Gründe und Spuren genug, um daraus einen Film zu drehen. Die schweizerischen Brüder Donatello und Fosco Dubini wollten keine filmische Nacherzählung der von Schwarzenbach und Maillart niedergeschriebenen Reiseerlebnisse, sondern ein eigenständiges Werk schaffen: „Es geht [..] mehr um Freundschaft und Beziehung und um die Erfahrung in der Fremde und mit sich selbst auf dem Hintergrund der politischen Situation 1939 in Europa und dem Orient.“ Der Film will nicht nur eine Innenansicht der psychisch desolaten Situation vor allem von Annemarie Schwarzenbach sein, sondern erkunden, welche Auswege aus dem Dilemma den beiden Frauen blieben, das sie nach Afghanistan trieb.

So weit, so gut. Nur leider verkommt der Film zu einer, ich möchte fast sagen, „typisch deutschen“ Befindlichkeitsorgie. Ohne Vorabinformationen über die beiden Frauen ist der Film schwer zu verstehen. Mit den entsprechenden Auskünften kann man sich den Film sparen. Jeanette Hain und Nina Petri dienen den Dubinis als Marionetten, sprich Informationsträgern und Statement-Lieferanten dieser Befindlichkeits-Qualen, die ich als Zuschauer jedenfalls erdulden und erleiden musste. Die aus den Büchern der Schwarzenbach im Film ab und zu zitierten Stellen sind noch das beste, was man über ihn sagen kann. Die Dialoge zwischen der Petri und der Hain sind schlichtweg katastrophal. Da werden dem Publikum Weisheiten serviert von der Sorte: Grenzen existieren nur auf den Karten, die wirklichen Grenzen sind in uns selbst. Nicht nur das. Die übrigen Dialoge klingen wie Anweisungen aus dem Off, um die Zuschauer über Stationen der Reise oder nächste Etappen zu unterrichten. Die von Matthias Kälin wunderschön gefilmten Bilder können kaum darüber hinwegtäuschen, wie gestelzt und gequält man unbedingt in das Innere der beiden Frauen hineinblicken wollte.

Dass es der Schwarzenbach und der Maillart schlecht ging, entspricht sicherlich der Wahrheit. Doch die Dubinis demonstrieren dies in allzu gewollter Absicht nach der Devise: Hat es der / die letzte von Euch jetzt auch begriffen. Endlose Kamerafahrten durch die bergigen orientalischen Landschaften, die Städte usw. unterbrechen die strapaziöse Präsentation der leidenden (nur ab und zu lachenden, ansonsten relative gleichgültig wirkenden) Gesichter der beiden Schauspielerinnen, bis auch der letzte Mensch im Kinosaal erkannt hat: Sie leiden wirklich.

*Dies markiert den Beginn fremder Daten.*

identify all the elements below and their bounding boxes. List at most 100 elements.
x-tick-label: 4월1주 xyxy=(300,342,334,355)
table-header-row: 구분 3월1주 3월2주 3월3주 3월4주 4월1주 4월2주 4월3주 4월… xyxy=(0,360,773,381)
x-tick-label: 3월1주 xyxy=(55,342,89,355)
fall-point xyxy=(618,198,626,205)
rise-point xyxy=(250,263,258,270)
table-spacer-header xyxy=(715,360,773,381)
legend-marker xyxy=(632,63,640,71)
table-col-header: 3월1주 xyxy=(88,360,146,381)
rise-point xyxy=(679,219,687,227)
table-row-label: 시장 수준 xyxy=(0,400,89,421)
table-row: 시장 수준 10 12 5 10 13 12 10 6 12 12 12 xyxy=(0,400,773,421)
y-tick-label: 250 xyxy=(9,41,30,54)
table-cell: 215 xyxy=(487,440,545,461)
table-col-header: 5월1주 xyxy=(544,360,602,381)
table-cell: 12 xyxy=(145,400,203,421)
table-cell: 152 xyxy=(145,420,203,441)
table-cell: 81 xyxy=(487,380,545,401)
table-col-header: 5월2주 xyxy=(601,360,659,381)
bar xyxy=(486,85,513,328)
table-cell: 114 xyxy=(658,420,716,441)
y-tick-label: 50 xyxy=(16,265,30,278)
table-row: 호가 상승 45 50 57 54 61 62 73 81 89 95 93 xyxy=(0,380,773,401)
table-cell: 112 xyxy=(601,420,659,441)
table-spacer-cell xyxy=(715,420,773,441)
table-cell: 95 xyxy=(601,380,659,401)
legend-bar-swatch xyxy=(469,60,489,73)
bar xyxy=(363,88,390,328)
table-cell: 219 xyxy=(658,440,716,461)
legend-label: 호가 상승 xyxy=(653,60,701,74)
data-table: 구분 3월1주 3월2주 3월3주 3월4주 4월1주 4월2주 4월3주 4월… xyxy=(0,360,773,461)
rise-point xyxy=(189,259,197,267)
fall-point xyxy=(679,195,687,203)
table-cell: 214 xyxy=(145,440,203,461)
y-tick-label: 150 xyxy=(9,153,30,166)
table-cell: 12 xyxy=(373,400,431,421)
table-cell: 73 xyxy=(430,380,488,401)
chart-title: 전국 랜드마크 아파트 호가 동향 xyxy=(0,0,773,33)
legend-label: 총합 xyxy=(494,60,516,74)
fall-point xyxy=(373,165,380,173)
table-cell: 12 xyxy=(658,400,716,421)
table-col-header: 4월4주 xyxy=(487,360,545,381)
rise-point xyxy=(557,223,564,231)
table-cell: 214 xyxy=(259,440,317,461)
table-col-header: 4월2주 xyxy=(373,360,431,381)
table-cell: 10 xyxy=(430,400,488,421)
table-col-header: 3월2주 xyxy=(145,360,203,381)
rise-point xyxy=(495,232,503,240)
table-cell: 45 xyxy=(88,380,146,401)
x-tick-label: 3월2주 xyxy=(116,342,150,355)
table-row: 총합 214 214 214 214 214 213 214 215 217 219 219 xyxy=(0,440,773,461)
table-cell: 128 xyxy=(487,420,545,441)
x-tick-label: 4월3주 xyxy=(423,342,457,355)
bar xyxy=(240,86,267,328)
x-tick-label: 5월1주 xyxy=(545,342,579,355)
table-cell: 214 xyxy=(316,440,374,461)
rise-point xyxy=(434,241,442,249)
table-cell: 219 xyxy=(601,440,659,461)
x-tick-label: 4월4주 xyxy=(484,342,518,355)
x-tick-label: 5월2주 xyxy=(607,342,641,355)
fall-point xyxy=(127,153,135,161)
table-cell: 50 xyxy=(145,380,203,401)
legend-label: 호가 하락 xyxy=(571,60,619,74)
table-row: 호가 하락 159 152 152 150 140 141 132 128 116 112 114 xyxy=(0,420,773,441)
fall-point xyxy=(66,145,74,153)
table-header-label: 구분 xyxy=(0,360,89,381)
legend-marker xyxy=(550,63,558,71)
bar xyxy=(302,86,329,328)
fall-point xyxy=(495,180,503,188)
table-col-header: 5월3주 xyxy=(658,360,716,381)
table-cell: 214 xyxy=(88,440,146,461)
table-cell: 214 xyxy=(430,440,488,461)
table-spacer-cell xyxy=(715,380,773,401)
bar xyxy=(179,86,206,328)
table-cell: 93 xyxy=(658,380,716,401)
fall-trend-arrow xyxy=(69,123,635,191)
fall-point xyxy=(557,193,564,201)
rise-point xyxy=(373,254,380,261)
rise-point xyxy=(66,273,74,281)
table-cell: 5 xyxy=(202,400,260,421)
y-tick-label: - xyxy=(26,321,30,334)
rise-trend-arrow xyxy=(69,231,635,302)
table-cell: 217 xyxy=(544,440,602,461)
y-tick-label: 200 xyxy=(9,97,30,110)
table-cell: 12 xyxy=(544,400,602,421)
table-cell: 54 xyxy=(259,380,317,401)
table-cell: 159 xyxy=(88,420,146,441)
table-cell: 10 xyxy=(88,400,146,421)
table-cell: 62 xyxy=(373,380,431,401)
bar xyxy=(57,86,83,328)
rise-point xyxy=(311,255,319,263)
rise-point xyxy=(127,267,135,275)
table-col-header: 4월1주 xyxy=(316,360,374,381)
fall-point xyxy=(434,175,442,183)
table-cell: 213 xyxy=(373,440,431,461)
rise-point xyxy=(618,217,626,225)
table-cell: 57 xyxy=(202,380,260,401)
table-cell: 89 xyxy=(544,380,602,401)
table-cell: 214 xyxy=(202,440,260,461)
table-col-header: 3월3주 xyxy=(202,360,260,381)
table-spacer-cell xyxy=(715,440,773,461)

Was das bewirken soll, bleibt ein Geheimnis der Regisseure. Es entsteht keine wirkliche Nähe zu beiden Figuren, sondern höchstens äußerliches Mitleid, das heißt gar keines. Besonders drastisch wird dies in einer Szene vorgeführt – überhaupt führen Petri und Hain die beiden Frauen vor! –, als die Schwarzenbach und die Maillart an einem Empfang in der deutschen Botschaft teilnehmen. Die Maillart tanzt mit der wunderschönen Tochter des türkischen Botschafters – und landet prompt mit ihr im Bett. Dagegen ist nichts zu sagen. Aber die eklektizistische, hochtrabende, ja manierierte Art, wie diese Szene gefilmt wurde, verschlägt einem die Sprache. Seht her, die Schwarzenbach ist lesbisch – was wir ja schon alle wissen, und die Szene setzt dem keinerlei weiteres hinzu. Der Tanz der beiden Frauen wirkt wie die erste, misslungene Probe zu einer Szene, die sicherlich noch zehnmal hätte geübt werden müssen.

„Die Reise nach Kafiristan“ ist im wesentlichen eine Art filmischer Stillstand. Man ist hinterher nicht nur nicht klüger als vorher. Der Film besagt über die beiden gespielten Frauen im Grunde: nichts. Dafür spricht er für (oder besser gegen) die gekünstelte und manieristische Art, wie im deutschsprachigen Raum teilweise Betroffenheits- und Befindlichkeitskino realisiert wird: grauenhaft. Die gewollte, gezwungene Art, dem Publikum solcher Filme „die Wahrheit“ über „die Gefühlswelt“ zweier Menschen aufs Auge zu drücken, hat nichts von wirklicher Nähe. Nähe wird hier nicht produziert, sondern nur vorgetäuscht.